Front Psychiatry ; 14: 1128862, 2023.
Artigo em Inglês | MEDLINE | ID: mdl-38179244

RESUMO

Objectives: To dissect clinical and biological heterogeneity in clinical states of bipolar disorder (BD), and investigate if neuropsychological symptomatology, comorbidity, vital signs, and blood laboratory indicators are predictors of distinct BD states. Methods: A retrospective BD cohort was established with data extracted from a Chinese hospital's electronic medical records (EMR) between 2009 and 2018. Subjects were inpatients with a main discharge diagnosis of BD and were assessed for clinical state at hospitalization. We categorized all subjects into manic state, depressive state, and mixed state. Four machine learning classifiers were utilized to classify the subjects. A Shapley additive explanations (SHAP) algorithm was applied to the classifiers to aid in quantifying and visualizing the contributions of each feature that drive patient-specific classifications.
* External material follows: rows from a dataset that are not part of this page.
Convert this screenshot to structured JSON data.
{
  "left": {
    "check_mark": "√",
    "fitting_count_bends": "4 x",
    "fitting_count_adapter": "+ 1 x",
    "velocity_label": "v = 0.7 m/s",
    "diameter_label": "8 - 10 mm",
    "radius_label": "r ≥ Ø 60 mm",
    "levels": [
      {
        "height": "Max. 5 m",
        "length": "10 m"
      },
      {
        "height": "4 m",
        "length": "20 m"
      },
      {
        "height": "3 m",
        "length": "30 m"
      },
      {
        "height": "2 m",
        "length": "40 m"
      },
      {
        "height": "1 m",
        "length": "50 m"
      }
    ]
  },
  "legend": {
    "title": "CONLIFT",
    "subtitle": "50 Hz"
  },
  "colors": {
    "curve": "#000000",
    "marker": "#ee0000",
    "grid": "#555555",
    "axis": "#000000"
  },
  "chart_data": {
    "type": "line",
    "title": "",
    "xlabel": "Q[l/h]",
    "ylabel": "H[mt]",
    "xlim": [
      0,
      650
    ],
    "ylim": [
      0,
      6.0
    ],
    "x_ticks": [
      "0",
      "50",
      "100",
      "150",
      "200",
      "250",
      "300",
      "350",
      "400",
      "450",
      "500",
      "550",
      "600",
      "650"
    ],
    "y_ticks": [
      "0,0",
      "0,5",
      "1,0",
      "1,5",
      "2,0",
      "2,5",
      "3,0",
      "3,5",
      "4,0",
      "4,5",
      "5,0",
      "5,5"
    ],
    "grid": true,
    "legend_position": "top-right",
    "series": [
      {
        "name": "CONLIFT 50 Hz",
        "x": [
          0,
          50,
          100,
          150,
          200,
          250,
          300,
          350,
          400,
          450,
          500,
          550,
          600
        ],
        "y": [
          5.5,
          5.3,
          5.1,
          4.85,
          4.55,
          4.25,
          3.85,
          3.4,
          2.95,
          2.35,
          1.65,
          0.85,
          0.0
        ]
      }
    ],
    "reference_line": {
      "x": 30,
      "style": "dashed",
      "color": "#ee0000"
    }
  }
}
Results: A sample of 3,085 records was included (38.54% as manic, 56.69% as depressive, and 4.77% as mixed state). Mixed state showed more severe suicidal ideation and psychomotor abnormalities, while depressive state showed more common anxiety, sleep, and somatic-related symptoms and more comorbid conditions. Higher levels of body temperature, pulse, and systolic and diastolic blood pressures were present during manic episodes. Xgboost achieved the best AUC of 88.54% in manic/depressive states classification; Logistic regression and Random forest achieved the best AUCs of 75.5 and 75% in manic/mixed states and depressive/mixed states classifications, respectively. Myocardial enzymes and the non-enzymatic antioxidant uric acid and bilirubin contributed significantly to distinguish BD clinical states. Conclusion: The observed novel biological associations with BD clinical states confirm that biological heterogeneity contributes to clinical heterogeneity of BD.